CBSU bibliography search
To request a reprint of a CBSU publication, please click here to send us an email (reprints may not be available for all publications)
Explaining the effects of attention on lexical processes using a single Hebbian neuronal model of the language cortex.
GARAGNANI, M., Wennekers, T. & PULVERMULLER, F.
39th Annual General Meeting of the European Brain & Behaviour Society - Trieste, Italy, Sept. 2007. p.13.
Year of publication:
Meaningful familiar stimuli and senseless unknown materials lead to different patterns of brain activation. The major neurophysiological response indexing “sense” is the N400, a late event-related brain response larger for senseless materials (e.g., meaningless pseudowords) than for matched meaningful words. More recently, however, early differences have also been recorded, using Magneto- and Electro-Encephalography (MEG and EEG) – for example, in the Mismatch Negativity (MMN, latency 100-250ms). The MMN is elicited even when subjects are heavily distracted and, in this case, is larger for words than for pseudowords, thus exhibiting the reverse pattern seen for the N400. So far, no single account has been able to explain these seemingly contradictory results.
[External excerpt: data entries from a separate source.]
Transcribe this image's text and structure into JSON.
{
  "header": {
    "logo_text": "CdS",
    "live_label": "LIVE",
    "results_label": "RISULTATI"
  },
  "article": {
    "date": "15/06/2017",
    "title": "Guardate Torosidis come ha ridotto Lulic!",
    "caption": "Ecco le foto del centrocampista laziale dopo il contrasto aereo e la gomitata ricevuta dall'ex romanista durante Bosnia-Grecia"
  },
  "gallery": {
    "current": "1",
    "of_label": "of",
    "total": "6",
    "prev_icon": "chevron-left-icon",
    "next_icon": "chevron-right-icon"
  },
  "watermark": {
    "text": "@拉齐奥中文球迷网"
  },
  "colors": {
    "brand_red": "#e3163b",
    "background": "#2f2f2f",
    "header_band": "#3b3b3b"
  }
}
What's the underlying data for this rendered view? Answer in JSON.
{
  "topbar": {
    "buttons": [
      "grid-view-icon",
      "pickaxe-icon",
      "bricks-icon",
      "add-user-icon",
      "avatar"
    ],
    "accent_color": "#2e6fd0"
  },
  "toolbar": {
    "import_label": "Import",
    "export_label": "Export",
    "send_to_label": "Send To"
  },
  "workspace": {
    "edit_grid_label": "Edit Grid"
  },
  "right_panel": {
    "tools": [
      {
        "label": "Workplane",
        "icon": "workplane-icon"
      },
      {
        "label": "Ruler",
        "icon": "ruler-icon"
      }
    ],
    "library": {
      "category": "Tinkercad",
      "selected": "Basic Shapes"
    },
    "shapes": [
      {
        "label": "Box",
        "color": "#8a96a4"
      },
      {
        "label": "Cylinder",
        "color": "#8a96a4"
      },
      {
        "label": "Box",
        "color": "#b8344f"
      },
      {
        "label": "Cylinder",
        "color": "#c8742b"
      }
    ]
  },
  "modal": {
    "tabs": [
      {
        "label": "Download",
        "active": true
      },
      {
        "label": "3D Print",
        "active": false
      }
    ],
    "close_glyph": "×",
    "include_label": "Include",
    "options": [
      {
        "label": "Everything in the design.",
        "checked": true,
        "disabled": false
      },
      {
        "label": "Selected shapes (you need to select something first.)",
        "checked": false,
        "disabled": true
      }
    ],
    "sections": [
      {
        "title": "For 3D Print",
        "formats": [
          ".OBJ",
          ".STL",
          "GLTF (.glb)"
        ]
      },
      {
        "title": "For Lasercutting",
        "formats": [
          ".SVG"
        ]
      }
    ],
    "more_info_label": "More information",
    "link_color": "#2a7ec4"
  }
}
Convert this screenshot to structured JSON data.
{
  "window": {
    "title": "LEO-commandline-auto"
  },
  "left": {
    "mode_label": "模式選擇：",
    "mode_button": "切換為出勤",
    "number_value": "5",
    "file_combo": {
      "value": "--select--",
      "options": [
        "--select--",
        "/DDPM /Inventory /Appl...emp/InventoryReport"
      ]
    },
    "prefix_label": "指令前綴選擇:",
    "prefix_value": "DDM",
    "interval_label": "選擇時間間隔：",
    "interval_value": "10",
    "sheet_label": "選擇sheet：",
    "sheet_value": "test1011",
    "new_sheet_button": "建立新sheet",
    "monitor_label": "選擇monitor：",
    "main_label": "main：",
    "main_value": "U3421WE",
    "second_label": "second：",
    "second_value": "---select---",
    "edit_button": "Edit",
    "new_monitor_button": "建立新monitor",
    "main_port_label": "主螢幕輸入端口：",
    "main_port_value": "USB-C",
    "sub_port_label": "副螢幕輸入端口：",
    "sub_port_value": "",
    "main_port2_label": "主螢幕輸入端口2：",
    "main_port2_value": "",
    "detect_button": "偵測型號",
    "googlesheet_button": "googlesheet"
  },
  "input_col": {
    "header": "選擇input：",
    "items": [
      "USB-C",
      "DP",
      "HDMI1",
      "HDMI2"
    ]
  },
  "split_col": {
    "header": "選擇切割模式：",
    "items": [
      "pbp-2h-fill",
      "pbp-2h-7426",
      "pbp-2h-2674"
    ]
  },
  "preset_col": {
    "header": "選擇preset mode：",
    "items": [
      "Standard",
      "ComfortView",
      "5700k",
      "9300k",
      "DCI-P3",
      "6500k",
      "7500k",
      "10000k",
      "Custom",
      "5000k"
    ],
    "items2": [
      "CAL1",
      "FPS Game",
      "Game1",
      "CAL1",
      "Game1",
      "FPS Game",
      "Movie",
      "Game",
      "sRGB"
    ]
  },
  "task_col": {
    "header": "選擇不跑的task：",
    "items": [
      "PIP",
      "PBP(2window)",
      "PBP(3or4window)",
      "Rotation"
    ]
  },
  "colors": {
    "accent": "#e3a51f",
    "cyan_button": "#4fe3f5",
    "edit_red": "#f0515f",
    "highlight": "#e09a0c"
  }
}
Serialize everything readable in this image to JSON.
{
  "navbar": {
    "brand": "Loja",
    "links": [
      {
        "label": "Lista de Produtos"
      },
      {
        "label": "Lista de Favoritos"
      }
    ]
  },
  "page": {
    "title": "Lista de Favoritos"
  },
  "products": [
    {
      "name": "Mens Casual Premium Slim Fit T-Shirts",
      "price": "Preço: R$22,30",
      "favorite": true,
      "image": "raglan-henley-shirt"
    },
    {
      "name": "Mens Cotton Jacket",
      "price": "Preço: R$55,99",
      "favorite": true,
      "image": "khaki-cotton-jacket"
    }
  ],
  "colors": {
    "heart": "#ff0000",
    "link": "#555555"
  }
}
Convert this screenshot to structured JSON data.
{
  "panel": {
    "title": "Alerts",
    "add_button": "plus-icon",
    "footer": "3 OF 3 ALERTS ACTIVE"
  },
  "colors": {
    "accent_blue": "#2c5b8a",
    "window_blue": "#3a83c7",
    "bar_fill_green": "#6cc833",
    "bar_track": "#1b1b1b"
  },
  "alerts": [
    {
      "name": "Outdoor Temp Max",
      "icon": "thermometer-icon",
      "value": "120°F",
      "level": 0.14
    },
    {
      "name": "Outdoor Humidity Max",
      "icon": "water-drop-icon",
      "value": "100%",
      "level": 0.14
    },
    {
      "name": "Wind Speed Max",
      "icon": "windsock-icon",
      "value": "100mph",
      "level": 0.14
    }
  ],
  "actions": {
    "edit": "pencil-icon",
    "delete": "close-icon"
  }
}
We implemented a neuroanatomically grounded neural-network model of the left-perisylvian language cortex and used it to simulate brain processes of early language acquisition. The network was repeatedly confronted with activation patterns and allowed to adapt by means of Hebbian (long-term potentiation and depression) mechanisms: we observed the formation of input-specific neuronal circuits, i.e., sets of strongly interconnected neurons distributed over a range of areas which responded only to known patterns (“words”). The trained model was then used to simulate the neurophysiological response of the language cortex to words and senseless pseudowords stimuli. We found that variation of the amount of global inhibition of the network (which we interpret as the model correlate of attention) modulated the simulated brain response to words and pseudowords, producing either an N400- or an MMN-like response depending on the amount of global inhibition (or available attentional resources).Our model (1) demonstrates the viability of purely Hebbian, associative learning in a multi-layered network architecture, (2) offers a unifying explanatory account for seemingly inconsistent experimental observations, and (3) makes clear predictions on the effects of attention on latency and magnitude of ERPs to lexical items. Such predictions have been confirmed by recent experimental evidence.